The problem with shooting handguns with night vision is the shallow depth of field. You typically want your objective lenses focused at infinity so you can see the target. However, anything within 2 feet of you will be out of focus. Good luck trying to get hard front sight focus on your handgun iron sights. Tritium can help and it was a technique Don Edwards shared at his Night Fighters Course. When you present your tritium sighted handgun, you superelevate the front sight and then settle it in between the two rear glowing orbs. You can see this below.
In the photo above you can see how bright the tritium sights look with my PVS-14. It has an L3 White Phosphor tube so it does not look green.
I discovered the tritium problem while attending the TNVC Night Fighters course. While I have ANVIS goggles, I have a red dot on my handgun. However, not everyone uses a red dot mounted handgun with night vision. The use of red dots on handguns is awesome. It works in the day and at night. Also, it makes shooting a handgun with night vision a lot easier. There were three other students at the TNVC class who were using ANVIS goggles but they did not have a red dot on their handguns. They could not see their tritium sights.
Here is what the same tritium sights look like when looking through my ANVIS9. It is the coating in the lenses that is cutting out the wavelength that Tritium is giving off.
Another problem is the RMR on my handgun. It is a dual illumination RMR that is powered by fiber optic or tritium and even though the dot is orange, it is invisible to my ANVIS9.
Don’t Use Green Lasers With ANVIS
Another issue with using ANVIS lenses is trying to use a visible green laser.

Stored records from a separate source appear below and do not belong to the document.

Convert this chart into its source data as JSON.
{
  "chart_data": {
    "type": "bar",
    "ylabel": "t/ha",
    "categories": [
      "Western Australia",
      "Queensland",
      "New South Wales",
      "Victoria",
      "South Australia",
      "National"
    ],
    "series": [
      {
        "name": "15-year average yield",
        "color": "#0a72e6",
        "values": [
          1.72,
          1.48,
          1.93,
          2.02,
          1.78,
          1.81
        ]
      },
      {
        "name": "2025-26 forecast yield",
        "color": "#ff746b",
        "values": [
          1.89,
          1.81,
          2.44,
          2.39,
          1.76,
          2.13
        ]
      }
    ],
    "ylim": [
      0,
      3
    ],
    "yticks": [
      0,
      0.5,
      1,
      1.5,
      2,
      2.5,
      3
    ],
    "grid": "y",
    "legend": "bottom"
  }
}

The special coatings in the lenses can cut out the wavelength of green lasers as well.
There are filters for PVS-14 objective lenses called LIF (Light Interference Filter). They act similarly to the ANVIS Lenses but you can still see tritium. The LIF helps to protect the intensifier tubes from green lasers.
Why Do ANVIS Lenses Do This?
ANVIS night vision is built for aviation purposes. Certain ANVIS lenses have special coatings on them to work in conjunction with specialized cockpit instrumentation panels. However not all ANVIS lenses have the same coatings.
According to this document, there are two types of ANVIS coatings and they are to be used with the correct instrument panels.
Another major issue is if you are using a green dot sight like the MRO Green or Eotech Green. I do not have access to a Green Eotech HWS. I did go to my local gun store, KW Defense, who had a Green MRO and sure enough my ANVIS lenses cannot see the Green dot
For the most part, you won’t have this issue. Not that many night vision goggles use ANVIS lenses and there are three types that I know of. Class A, B, & C. Supposedly I have Class C lenses. I don’t know if Class A or Class B have the sameness incompatibility like mine. As I mentioned before, three students in Don Edwards’ Night Fighters Course experiences issues seeing tritium sights because they had Anvis goggles. I did not get a chance to compare their lenses with mine.
So if you buy a set of night vision goggles with ANVIS objectives lenses, just know that you may have to swap out some of your equipment or buy new equipment to work around the lenses.